Im Bürgerkriegsland Jemen sind nach Untersuchungen der Uno mindestens acht Flüchtlinge gestorben, die zusammen mit rund 5000 anderen Menschen in Camps unter menschenunwürdigen Bedingungen untergebracht waren.


Die Uno-Organisation für Migration (IOM) schlug am 2. Mai Alarm, weil in einem Flüchtlingscamp im Bürgerkriegsland Jemen mehr als 200 teils schwerkranke Menschen leben. Mindestens acht Flüchtlinge seien dort bereits gestorben.

«Unsere Teams haben gesehen, dass sich ohne genügend Nahrung, sauberes Wasser, Toiletten und medizinischer Versorgung eine Katastrophe anbahnt», sagte Mohammed Abdiker, der IOM-Direktor für Noteinsätze, in Genf. Die Opfer starben an akutem Durchfall, der unter normalen Umständen behandelt werden könnte, so die IOM.

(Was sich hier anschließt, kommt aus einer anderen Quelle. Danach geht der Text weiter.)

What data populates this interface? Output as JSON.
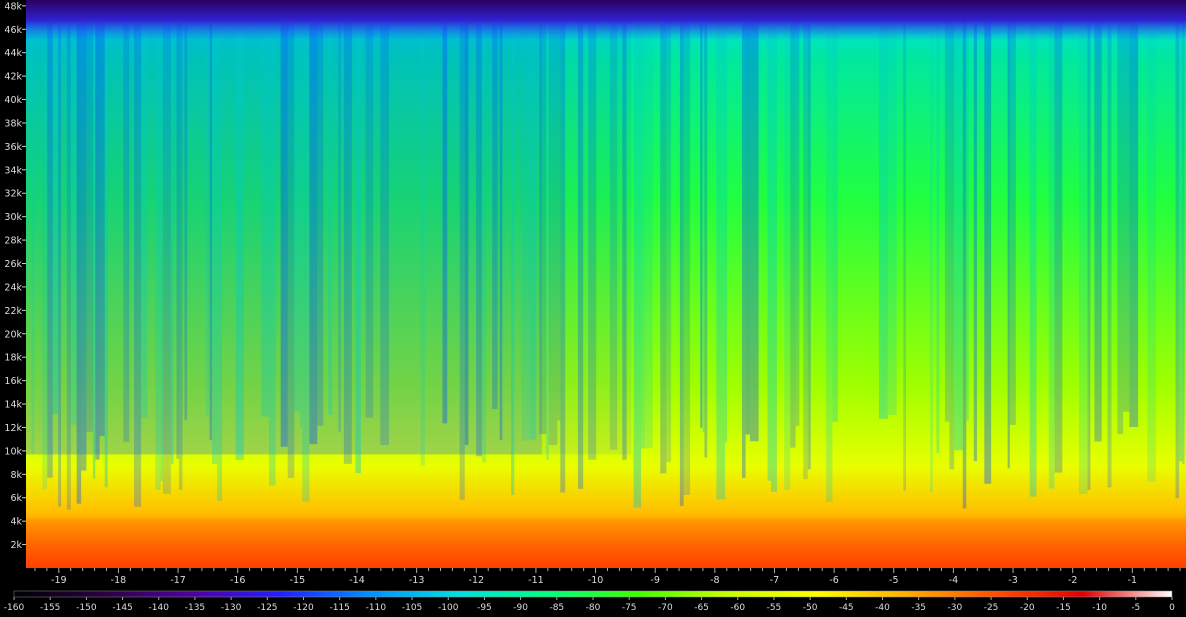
{
  "chart_data": {
    "type": "heatmap",
    "title": "",
    "xlabel": "",
    "ylabel": "",
    "x_ticks": [
      "-19",
      "-18",
      "-17",
      "-16",
      "-15",
      "-14",
      "-13",
      "-12",
      "-11",
      "-10",
      "-9",
      "-8",
      "-7",
      "-6",
      "-5",
      "-4",
      "-3",
      "-2",
      "-1"
    ],
    "x_tick_values": [
      -19,
      -18,
      -17,
      -16,
      -15,
      -14,
      -13,
      -12,
      -11,
      -10,
      -9,
      -8,
      -7,
      -6,
      -5,
      -4,
      -3,
      -2,
      -1
    ],
    "xlim": [
      -19.55,
      -0.1
    ],
    "y_ticks": [
      "2k",
      "4k",
      "6k",
      "8k",
      "10k",
      "12k",
      "14k",
      "16k",
      "18k",
      "20k",
      "22k",
      "24k",
      "26k",
      "28k",
      "30k",
      "32k",
      "34k",
      "36k",
      "38k",
      "40k",
      "42k",
      "44k",
      "46k",
      "48k"
    ],
    "y_tick_values": [
      2000,
      4000,
      6000,
      8000,
      10000,
      12000,
      14000,
      16000,
      18000,
      20000,
      22000,
      24000,
      26000,
      28000,
      30000,
      32000,
      34000,
      36000,
      38000,
      40000,
      42000,
      44000,
      46000,
      48000
    ],
    "ylim": [
      0,
      48500
    ],
    "colorbar": {
      "ticks": [
        "-160",
        "-155",
        "-150",
        "-145",
        "-140",
        "-135",
        "-130",
        "-125",
        "-120",
        "-115",
        "-110",
        "-105",
        "-100",
        "-95",
        "-90",
        "-85",
        "-80",
        "-75",
        "-70",
        "-65",
        "-60",
        "-55",
        "-50",
        "-45",
        "-40",
        "-35",
        "-30",
        "-25",
        "-20",
        "-15",
        "-10",
        "-5",
        "0"
      ],
      "range": [
        -160,
        0
      ],
      "colors": [
        "#000000",
        "#2a0040",
        "#5000a0",
        "#2020ff",
        "#0090ff",
        "#00e0e0",
        "#00ff80",
        "#40ff00",
        "#c8ff00",
        "#ffff00",
        "#ffb000",
        "#ff5000",
        "#e00000",
        "#ffffff"
      ]
    },
    "regions": [
      {
        "x_from": -19.55,
        "x_to": -10.9,
        "level": "lower"
      },
      {
        "x_from": -10.9,
        "x_to": -9.4,
        "level": "transition"
      },
      {
        "x_from": -9.4,
        "x_to": -0.1,
        "level": "higher"
      }
    ],
    "grid": false,
    "legend": "bottom"
  }
}
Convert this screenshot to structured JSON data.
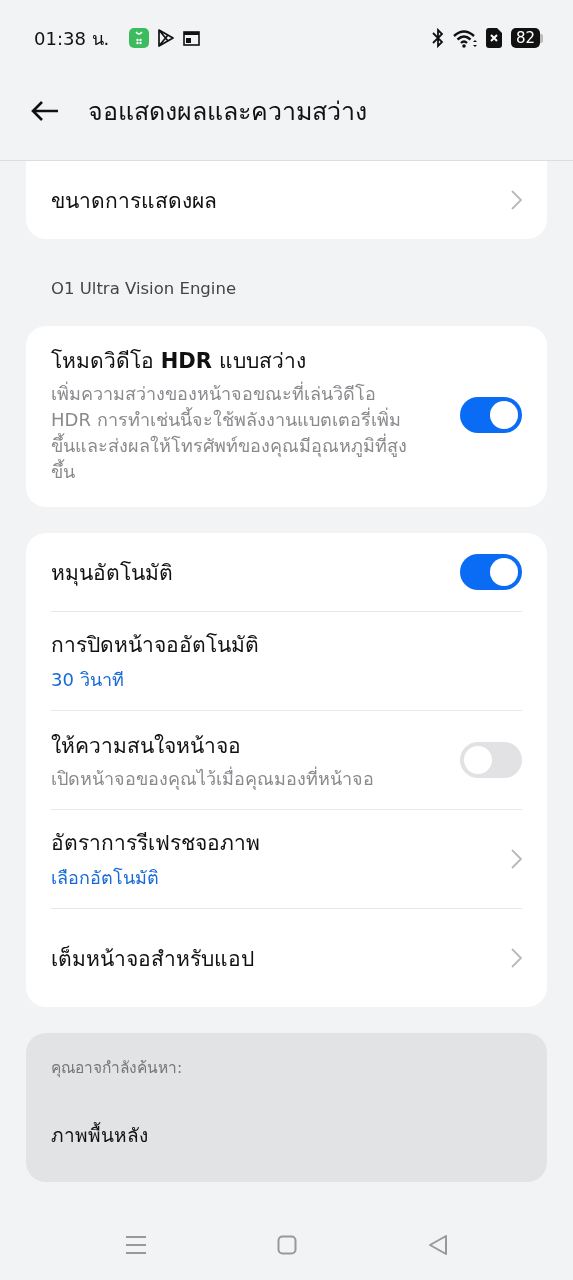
{
  "status_bar": {
    "time": "01:38 น.",
    "battery": "82"
  },
  "header": {
    "title": "จอแสดงผลและความสว่าง"
  },
  "sections": [
    {
      "items": [
        {
          "kind": "nav",
          "title": "ขนาดการแสดงผล"
        }
      ]
    },
    {
      "heading": "O1 Ultra Vision Engine",
      "items": [
        {
          "kind": "toggle",
          "title": "โหมดวิดีโอ **HDR** แบบสว่าง",
          "description": "เพิ่มความสว่างของหน้าจอขณะที่เล่นวิดีโอ HDR การทำเช่นนี้จะใช้พลังงานแบตเตอรี่เพิ่มขึ้นและส่งผลให้โทรศัพท์ของคุณมีอุณหภูมิที่สูงขึ้น",
          "on": true
        }
      ]
    },
    {
      "items": [
        {
          "kind": "toggle",
          "title": "หมุนอัตโนมัติ",
          "on": true
        },
        {
          "kind": "value",
          "title": "การปิดหน้าจออัตโนมัติ",
          "value": "30 วินาที"
        },
        {
          "kind": "toggle",
          "title": "ให้ความสนใจหน้าจอ",
          "description": "เปิดหน้าจอของคุณไว้เมื่อคุณมองที่หน้าจอ",
          "on": false
        },
        {
          "kind": "nav",
          "title": "อัตราการรีเฟรชจอภาพ",
          "value": "เลือกอัตโนมัติ"
        },
        {
          "kind": "nav",
          "title": "เต็มหน้าจอสำหรับแอป"
        }
      ]
    }
  ],
  "suggestions": {
    "heading": "คุณอาจกำลังค้นหา:",
    "items": [
      "ภาพพื้นหลัง"
    ]
  }
}
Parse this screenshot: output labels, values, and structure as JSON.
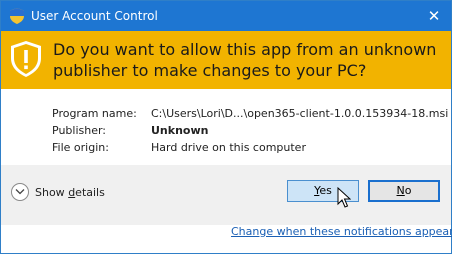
{
  "window": {
    "title": "User Account Control",
    "close_glyph": "✕",
    "title_icon": "uac-shield-icon"
  },
  "banner": {
    "icon": "warning-shield-icon",
    "question": "Do you want to allow this app from an unknown publisher to make changes to your PC?"
  },
  "details": {
    "rows": [
      {
        "label": "Program name:",
        "value": "C:\\Users\\Lori\\D...\\open365-client-1.0.0.153934-18.msi"
      },
      {
        "label": "Publisher:",
        "value": "Unknown"
      },
      {
        "label": "File origin:",
        "value": "Hard drive on this computer"
      }
    ]
  },
  "actions": {
    "show_details_prefix": "Show ",
    "show_details_accel": "d",
    "show_details_suffix": "etails",
    "yes_accel": "Y",
    "yes_rest": "es",
    "no_accel": "N",
    "no_rest": "o"
  },
  "footer": {
    "link": "Change when these notifications appear"
  },
  "colors": {
    "titlebar": "#1e76d2",
    "banner": "#f2b300",
    "link": "#1a5fb4"
  }
}
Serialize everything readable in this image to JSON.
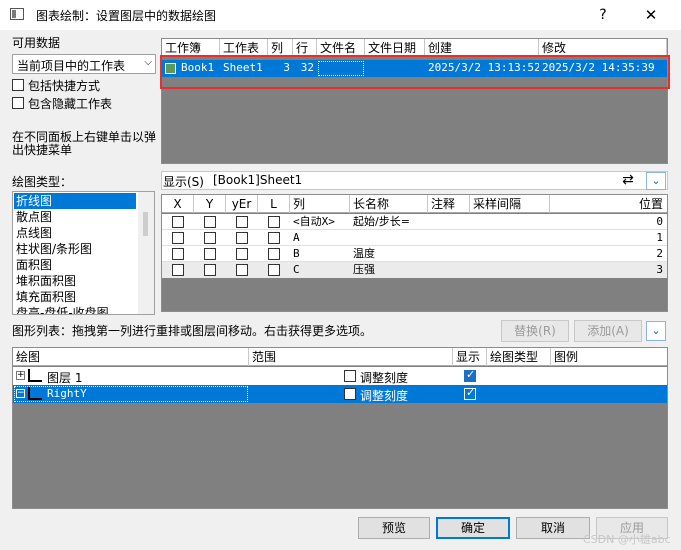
{
  "window": {
    "title": "图表绘制：设置图层中的数据绘图",
    "help": "?",
    "close": "✕"
  },
  "available": {
    "label": "可用数据",
    "source": "当前项目中的工作表",
    "include_shortcuts": "包括快捷方式",
    "include_hidden": "包含隐藏工作表",
    "hint_line1": "在不同面板上右键单击以弹",
    "hint_line2": "出快捷菜单"
  },
  "workbooks": {
    "columns": [
      "工作簿",
      "工作表",
      "列",
      "行",
      "文件名",
      "文件日期",
      "创建",
      "修改"
    ],
    "rows": [
      {
        "book": "Book1",
        "sheet": "Sheet1",
        "cols": "3",
        "rows": "32",
        "file": "",
        "filedate": "",
        "created": "2025/3/2 13:13:52",
        "modified": "2025/3/2 14:35:39"
      }
    ]
  },
  "plot_type": {
    "label": "绘图类型：",
    "items": [
      "折线图",
      "散点图",
      "点线图",
      "柱状图/条形图",
      "面积图",
      "堆积面积图",
      "填充面积图",
      "盘高-盘低-收盘图"
    ],
    "selected_index": 0
  },
  "columns_panel": {
    "show_label": "显示(S)",
    "sheet_ref": "[Book1]Sheet1",
    "headers": [
      "X",
      "Y",
      "yEr",
      "L",
      "列",
      "长名称",
      "注释",
      "采样间隔",
      "位置"
    ],
    "rows": [
      {
        "col": "<自动X>",
        "long_name": "起始/步长=",
        "position": "0"
      },
      {
        "col": "A",
        "long_name": "",
        "position": "1"
      },
      {
        "col": "B",
        "long_name": "温度",
        "position": "2"
      },
      {
        "col": "C",
        "long_name": "压强",
        "position": "3"
      }
    ]
  },
  "graph_list": {
    "label": "图形列表：拖拽第一列进行重排或图层间移动。右击获得更多选项。",
    "replace": "替换(R)",
    "add": "添加(A)",
    "headers": [
      "绘图",
      "范围",
      "显示",
      "绘图类型",
      "图例"
    ],
    "rows": [
      {
        "name": "图层 1",
        "range_label": "调整刻度",
        "shown": true
      },
      {
        "name": "RightY",
        "range_label": "调整刻度",
        "shown": true
      }
    ]
  },
  "footer": {
    "preview": "预览",
    "ok": "确定",
    "cancel": "取消",
    "apply": "应用",
    "watermark": "CSDN @小雄abc"
  }
}
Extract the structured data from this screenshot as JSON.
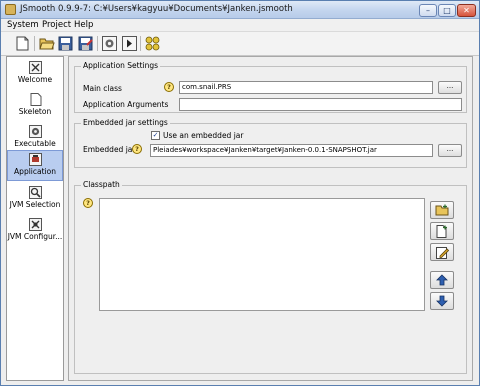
{
  "window": {
    "title": "JSmooth 0.9.9-7: C:¥Users¥kagyuu¥Documents¥Janken.jsmooth",
    "minimize_glyph": "–",
    "maximize_glyph": "□",
    "close_glyph": "✕"
  },
  "menubar": {
    "items": [
      {
        "label": "System"
      },
      {
        "label": "Project"
      },
      {
        "label": "Help"
      }
    ]
  },
  "toolbar": {
    "icons": [
      "new-file-icon",
      "open-folder-icon",
      "save-icon",
      "save-as-icon",
      "settings-gear-icon",
      "run-icon",
      "compile-icon"
    ]
  },
  "sidebar": {
    "items": [
      {
        "label": "Welcome",
        "icon": "welcome-icon",
        "active": false
      },
      {
        "label": "Skeleton",
        "icon": "skeleton-icon",
        "active": false
      },
      {
        "label": "Executable",
        "icon": "executable-icon",
        "active": false
      },
      {
        "label": "Application",
        "icon": "application-icon",
        "active": true
      },
      {
        "label": "JVM Selection",
        "icon": "jvm-selection-icon",
        "active": false
      },
      {
        "label": "JVM Configur...",
        "icon": "jvm-configuration-icon",
        "active": false
      }
    ]
  },
  "app_settings": {
    "title": "Application Settings",
    "main_class_label": "Main class",
    "main_class_value": "com.snail.PRS",
    "browse_label": "...",
    "args_label": "Application Arguments",
    "args_value": ""
  },
  "jar_settings": {
    "title": "Embedded jar settings",
    "embedded_jar_label": "Embedded jar",
    "use_embedded_label": "Use an embedded jar",
    "use_embedded_checked": true,
    "check_glyph": "✓",
    "jar_path_value": "Pleiades¥workspace¥Janken¥target¥Janken-0.0.1-SNAPSHOT.jar",
    "browse_label": "..."
  },
  "classpath": {
    "title": "Classpath",
    "items": []
  },
  "help_glyph": "?"
}
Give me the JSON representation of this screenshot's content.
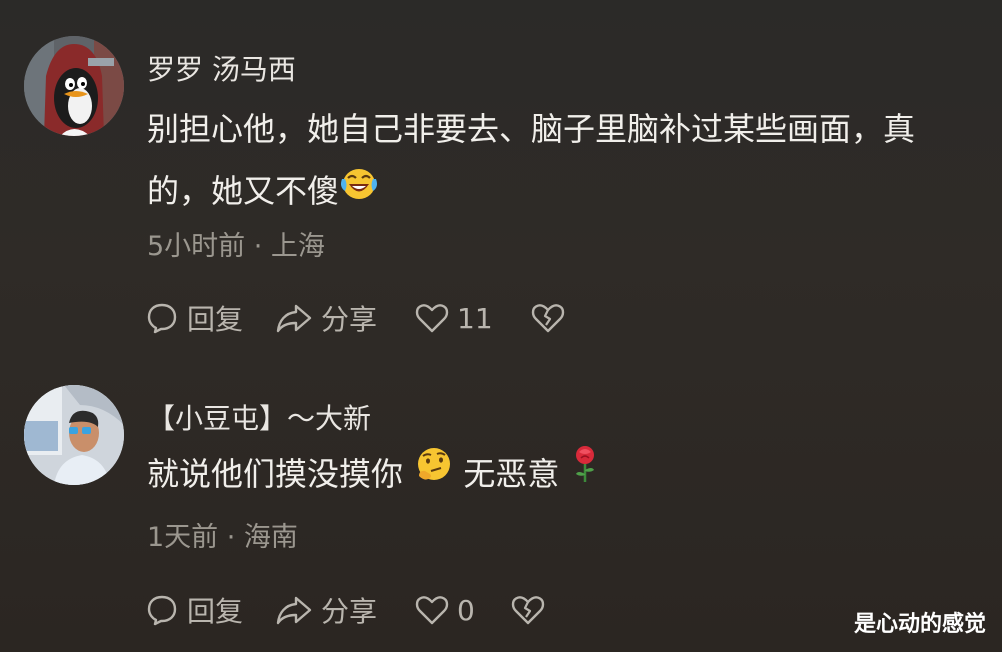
{
  "comments": [
    {
      "username": "罗罗 汤马西",
      "text": "别担心他，她自己非要去、脑子里脑补过某些画面，真的，她又不傻",
      "emoji": "laughing-crying-emoji",
      "meta": "5小时前 · 上海",
      "reply_label": "回复",
      "share_label": "分享",
      "like_count": "11"
    },
    {
      "username": "【小豆屯】～大新",
      "text_before": "就说他们摸没摸你",
      "emoji_1": "thinking-emoji",
      "text_after": "无恶意",
      "emoji_2": "rose-emoji",
      "meta": "1天前 · 海南",
      "reply_label": "回复",
      "share_label": "分享",
      "like_count": "0"
    }
  ],
  "watermark": "是心动的感觉",
  "colors": {
    "background": "#2d2925",
    "text_primary": "#f1efeb",
    "text_secondary": "#9b978f",
    "icon": "#b9b5ae"
  }
}
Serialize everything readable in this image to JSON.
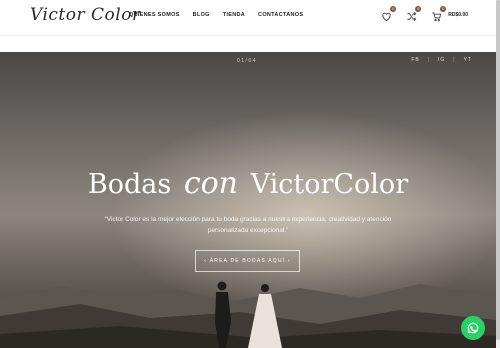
{
  "brand": {
    "logo": "Victor Color"
  },
  "nav": [
    {
      "label": "QUIENES SOMOS"
    },
    {
      "label": "BLOG"
    },
    {
      "label": "TIENDA"
    },
    {
      "label": "CONTACTANOS"
    }
  ],
  "header_actions": {
    "wishlist_count": "0",
    "compare_count": "0",
    "cart_count": "0",
    "cart_total": "RD$0.00"
  },
  "hero": {
    "counter": "01/04",
    "social": [
      "FB",
      "IG",
      "YT"
    ],
    "title_left": "Bodas",
    "title_script": "con",
    "title_right": "VictorColor",
    "subtitle": "“Victor Color es la mejor elección para tu boda gracias a nuestra experiencia, creatividad y atención personalizada excepcional.”",
    "cta_label": "‹ ÁREA DE BODAS AQUÍ ›"
  },
  "colors": {
    "accent": "#7a5a3a",
    "whatsapp": "#25d366"
  }
}
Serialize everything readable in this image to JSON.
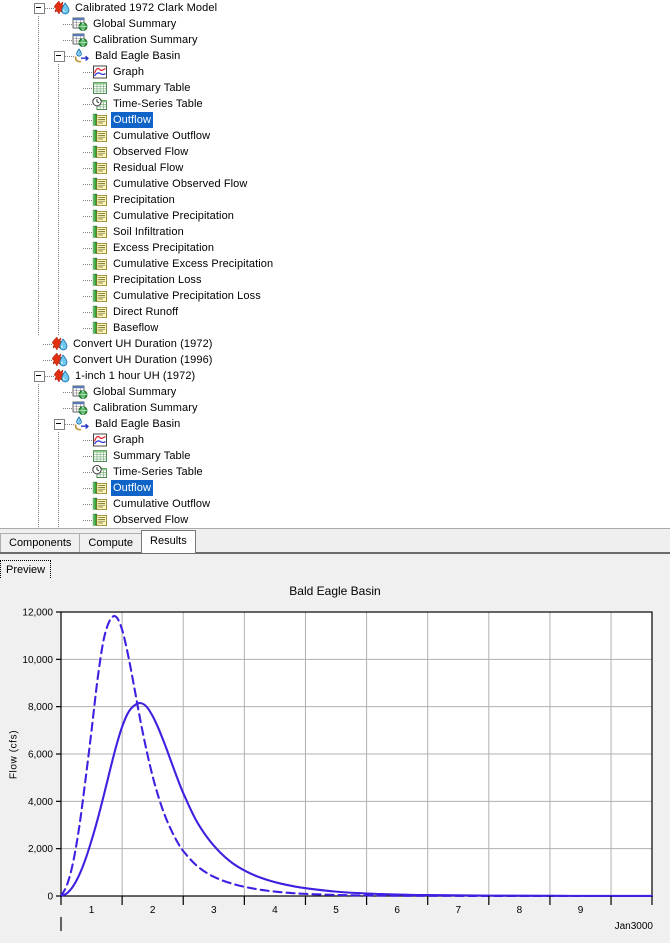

Auf Flüchtlinge geschossen

Die Organisation richtete in den Camps in zwei Sportstadien und einer Militäreinrichtung in den Regionen Aden, Lahj and Abyan Behandlungszentren ein. In einem der Camps hätten Wachen am 30. April auf Flüchtlinge und Migranten geschossen und zwei Menschen verletzt. Ein Teenager bleibe wahrscheinlich gelähmt.

In dem bitterarmen Land tobt seit fünf Jahren ein Bürgerkrieg. Dennoch sind viele Flüchtlinge und Migranten im Land, die teils versuchen, über die Küste Jemens in sicherere Länder zu gelangen.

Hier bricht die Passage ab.